Differential genomic and proteomic profiles of synthetics
progestins in the breast
S Mirkin, DF Archer
CONRAD, The Jones Institute for Reproductive Medicine,
Norfolk, Virginia, United States
Objective The molecular mechanisms of gene regulation in
the breast by progestins used in contraception are poorly characterized. Some
data suggest that progestins play a significant role in the growth of breast
tumors. Our objectives are to investigate gene and protein expression profiles
using different progestins in the T47-D breast cancer cell line.
Design T47-D cells were treated with medroxyprogesterone
(MPA), levonorgestrel (LNG) and norethindrone (NET). For genomic analysis, RNA
was extracted. cDNA arrays were produced containing 2000 sequence of clones
spotted. Labeled cRNA were hybridized to the array and the signal quantified.
For proteomics analysis, Surface-Enhanced Laser Desorption Ionization (SELDI)
was used. Cells were lysed and protein lysates were loaded robotically on IMAC
chip. Each protein peak was labeled and its intensity normalized for total ion
current.
Results All progestins modified approximately the same
number of genes (15% of the array ) + 2 fold. MPA upregulated more genes related
with breast cancer growth (Stat5a, GAS and HOXA 10) than the other compounds.
Angiogenic genes were upregulated with MPA (VEGF 11 fold, TNF 9 fold). BCL2 was
down regulated by MPA, but not with NET or LNG. SELDI spectra reveled a
different proteomic fingerprint with each of the 3 compounds investigated.

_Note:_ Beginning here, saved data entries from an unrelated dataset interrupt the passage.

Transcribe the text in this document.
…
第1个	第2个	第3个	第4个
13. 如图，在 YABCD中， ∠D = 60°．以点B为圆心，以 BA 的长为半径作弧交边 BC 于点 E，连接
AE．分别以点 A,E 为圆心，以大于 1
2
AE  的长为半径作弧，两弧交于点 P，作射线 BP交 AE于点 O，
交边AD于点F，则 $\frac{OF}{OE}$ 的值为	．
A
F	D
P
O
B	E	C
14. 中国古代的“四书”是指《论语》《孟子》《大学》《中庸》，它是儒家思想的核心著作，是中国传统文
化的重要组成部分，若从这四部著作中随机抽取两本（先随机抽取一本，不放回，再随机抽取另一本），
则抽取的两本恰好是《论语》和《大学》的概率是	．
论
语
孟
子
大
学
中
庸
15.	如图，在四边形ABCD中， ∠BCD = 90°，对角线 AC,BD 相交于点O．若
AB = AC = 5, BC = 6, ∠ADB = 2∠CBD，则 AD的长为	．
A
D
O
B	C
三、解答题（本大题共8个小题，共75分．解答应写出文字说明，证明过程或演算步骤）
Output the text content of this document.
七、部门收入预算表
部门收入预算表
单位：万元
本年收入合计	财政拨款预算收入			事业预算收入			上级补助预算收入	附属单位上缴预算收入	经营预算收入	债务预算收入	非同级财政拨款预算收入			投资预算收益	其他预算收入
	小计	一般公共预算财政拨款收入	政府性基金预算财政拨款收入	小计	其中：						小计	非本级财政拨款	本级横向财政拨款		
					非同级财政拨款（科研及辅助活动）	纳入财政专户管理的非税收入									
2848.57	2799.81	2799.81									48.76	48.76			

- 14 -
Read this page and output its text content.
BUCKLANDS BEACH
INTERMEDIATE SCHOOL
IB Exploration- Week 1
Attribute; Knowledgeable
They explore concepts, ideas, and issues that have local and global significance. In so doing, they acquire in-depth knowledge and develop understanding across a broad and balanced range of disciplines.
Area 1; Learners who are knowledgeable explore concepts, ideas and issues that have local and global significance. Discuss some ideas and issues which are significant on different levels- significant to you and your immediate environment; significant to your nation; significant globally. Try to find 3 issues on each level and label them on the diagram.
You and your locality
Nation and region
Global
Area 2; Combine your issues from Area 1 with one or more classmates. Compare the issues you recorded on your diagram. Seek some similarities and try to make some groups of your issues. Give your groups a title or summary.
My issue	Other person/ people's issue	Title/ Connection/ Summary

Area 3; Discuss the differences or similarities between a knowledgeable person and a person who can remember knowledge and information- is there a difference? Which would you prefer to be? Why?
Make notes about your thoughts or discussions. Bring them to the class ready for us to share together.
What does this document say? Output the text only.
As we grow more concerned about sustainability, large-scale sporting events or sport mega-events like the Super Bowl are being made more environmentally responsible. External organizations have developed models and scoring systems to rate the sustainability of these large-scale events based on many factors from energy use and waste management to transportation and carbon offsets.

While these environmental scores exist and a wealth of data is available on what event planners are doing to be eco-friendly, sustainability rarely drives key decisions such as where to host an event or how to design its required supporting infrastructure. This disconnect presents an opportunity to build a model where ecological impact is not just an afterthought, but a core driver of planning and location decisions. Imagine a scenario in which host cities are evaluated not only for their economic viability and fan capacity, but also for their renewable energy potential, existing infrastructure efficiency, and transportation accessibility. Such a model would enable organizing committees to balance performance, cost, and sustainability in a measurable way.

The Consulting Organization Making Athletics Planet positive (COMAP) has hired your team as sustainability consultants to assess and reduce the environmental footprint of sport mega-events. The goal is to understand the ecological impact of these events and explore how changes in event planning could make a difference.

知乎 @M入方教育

Conclusion Genomic and proteomic analyses identified a
differential gene and protein expression profile between MPA, NET and LNG in the
T47-D cells. MPA upregulated more genes related with breast cancer growth and
angiogenesis than the other two progestins. SELDI reveled a differential effect
at protein level of these 3 synthetics progestins confirming genomic findings.
Based on these data we suggest that synthetic progestins may have a differential
effect on breast cancer tumor growth.